The paper tackles the challenge of targeted transferability in adversarial examples by proposing an everywhere scheme that attacks images both globally and locally, splitting them into blocks to optimize multiple targets per region. This method improves state-of-the-art targeted attacks by up to 300% in transferability on ImageNet and shows effectiveness on Google Cloud Vision.

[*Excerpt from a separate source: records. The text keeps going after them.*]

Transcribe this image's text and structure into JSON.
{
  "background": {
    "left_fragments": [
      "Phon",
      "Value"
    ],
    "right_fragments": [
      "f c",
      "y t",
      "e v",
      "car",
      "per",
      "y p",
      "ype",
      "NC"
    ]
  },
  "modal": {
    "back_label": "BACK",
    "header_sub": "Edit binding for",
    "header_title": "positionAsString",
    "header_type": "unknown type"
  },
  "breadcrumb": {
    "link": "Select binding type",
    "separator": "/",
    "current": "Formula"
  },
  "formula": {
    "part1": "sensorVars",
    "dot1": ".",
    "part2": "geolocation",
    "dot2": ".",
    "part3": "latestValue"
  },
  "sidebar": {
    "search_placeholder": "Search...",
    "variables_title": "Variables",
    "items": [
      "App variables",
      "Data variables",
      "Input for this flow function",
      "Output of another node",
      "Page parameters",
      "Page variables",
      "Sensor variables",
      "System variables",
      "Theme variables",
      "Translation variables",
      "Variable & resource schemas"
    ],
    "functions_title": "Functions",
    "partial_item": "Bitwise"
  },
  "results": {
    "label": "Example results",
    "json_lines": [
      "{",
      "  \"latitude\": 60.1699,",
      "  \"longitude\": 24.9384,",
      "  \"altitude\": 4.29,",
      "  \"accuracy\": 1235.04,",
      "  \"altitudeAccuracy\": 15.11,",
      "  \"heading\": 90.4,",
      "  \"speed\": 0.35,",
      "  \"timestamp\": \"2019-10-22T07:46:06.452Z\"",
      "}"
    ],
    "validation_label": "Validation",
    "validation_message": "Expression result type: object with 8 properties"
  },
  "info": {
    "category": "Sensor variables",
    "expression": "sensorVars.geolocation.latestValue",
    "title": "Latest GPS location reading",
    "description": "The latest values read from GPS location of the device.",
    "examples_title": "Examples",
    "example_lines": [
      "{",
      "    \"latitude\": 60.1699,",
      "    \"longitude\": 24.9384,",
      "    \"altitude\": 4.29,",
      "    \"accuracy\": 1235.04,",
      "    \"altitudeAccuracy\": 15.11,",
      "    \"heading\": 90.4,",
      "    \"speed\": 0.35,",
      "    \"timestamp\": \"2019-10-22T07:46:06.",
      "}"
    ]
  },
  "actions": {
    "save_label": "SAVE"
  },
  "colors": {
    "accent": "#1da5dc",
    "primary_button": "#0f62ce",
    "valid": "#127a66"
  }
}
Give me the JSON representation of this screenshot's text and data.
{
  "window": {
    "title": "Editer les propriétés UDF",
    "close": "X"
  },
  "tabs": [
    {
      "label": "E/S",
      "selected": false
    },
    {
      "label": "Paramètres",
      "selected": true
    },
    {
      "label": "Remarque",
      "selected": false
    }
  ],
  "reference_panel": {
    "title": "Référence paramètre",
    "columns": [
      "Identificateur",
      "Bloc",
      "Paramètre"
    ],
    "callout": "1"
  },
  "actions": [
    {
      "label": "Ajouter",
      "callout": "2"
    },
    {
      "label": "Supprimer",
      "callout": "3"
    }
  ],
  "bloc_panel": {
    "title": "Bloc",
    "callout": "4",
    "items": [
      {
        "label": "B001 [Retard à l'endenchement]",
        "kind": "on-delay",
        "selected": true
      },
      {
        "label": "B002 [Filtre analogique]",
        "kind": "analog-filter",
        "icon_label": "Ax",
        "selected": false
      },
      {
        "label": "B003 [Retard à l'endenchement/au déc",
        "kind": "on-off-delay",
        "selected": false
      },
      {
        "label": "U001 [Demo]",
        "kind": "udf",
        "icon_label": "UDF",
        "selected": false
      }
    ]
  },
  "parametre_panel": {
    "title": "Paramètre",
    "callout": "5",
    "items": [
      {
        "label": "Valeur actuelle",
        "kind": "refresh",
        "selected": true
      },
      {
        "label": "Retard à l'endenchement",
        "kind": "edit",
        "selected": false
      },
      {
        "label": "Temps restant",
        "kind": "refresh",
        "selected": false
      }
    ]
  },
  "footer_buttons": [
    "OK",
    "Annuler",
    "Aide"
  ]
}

Adversarial examples' (AE) transferability refers to the phenomenon that AEs crafted with one surrogate model can also fool other models. Notwithstanding remarkable progress in untargeted transferability, its targeted counterpart remains challenging. This paper proposes an everywhere scheme to boost targeted transferability. Our idea is to attack a victim image both globally and locally. We aim to optimize 'an army of targets' in every local image region instead of the previous works that optimize a high-confidence target in the image. Specifically, we split a victim image into non-overlap blocks and jointly mount a targeted attack on each block. Such a strategy mitigates transfer failures caused by attention inconsistency between surrogate and victim models and thus results in stronger transferability. Our approach is method-agnostic, which means it can be easily combined with existing transferable attacks for even higher transferability. Extensive experiments on ImageNet demonstrate that the proposed approach universally improves the state-of-the-art targeted attacks by a clear margin, e.g., the transferability of the widely adopted Logit attack can be improved by 28.8%-300%.We also evaluate the crafted AEs on a real-world platform: Google Cloud Vision. Results further support the superiority of the proposed method.